10-25-2013 07:13 AM
We had an issue last night where our web service became completely unresponsive behind our ADX 1000. There seems to be an issue with the clock on the system? The logs repeatedly showed
Oct 24 00:10:17 Boyd-ADX, L4 TCP SYN limits 262143 reached
with the time never changing. We manually set the clock to try and see if that fixed it, but it still ended up with the wrong time and the time never increased after that. After a reboot, the box seems to be stabilized and working, but we're concerned about this happening again. Has anybody seen this and been able to resolve it? We do use NTP in our network, so that should have corrected the time issue. Any thoughts are appreciated.
10-25-2013 10:00 AM
Definitely open a ticket on that, support should be able to help guide you to the root cause. Given the limited info, it looks like your session table was full, this could be due to a DDoS attack, heavy traffic, or other issues. Best bet is support though.
10-26-2013 06:41 AM
Found the solution (or rather the problem).
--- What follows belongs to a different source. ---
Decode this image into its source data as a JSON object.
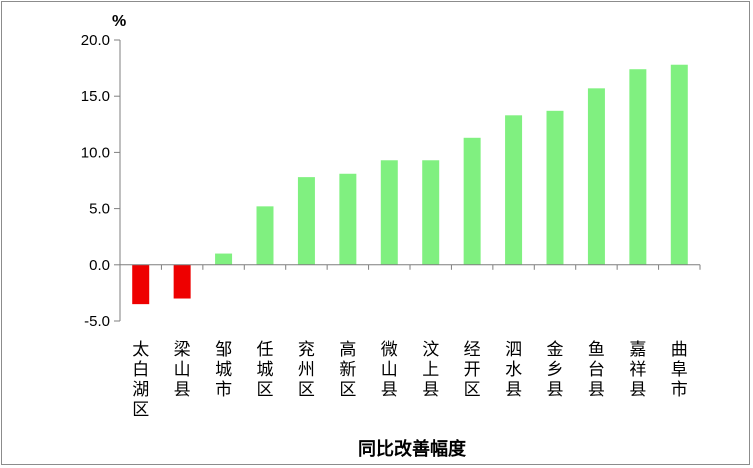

It was a bug in the code we run 12.3.01d that makes the ADX clock lock up after either 620 days, or the TCP SYN number of 262143 is reached. The syslog revealed that by having the frozen clock, and the only solution is a reload. The bug is fixed in code 12.3.01f, but since we're probably going to decommission this box anyway, we're not really looking to do any upgrades. Just FYI for anybody in the future.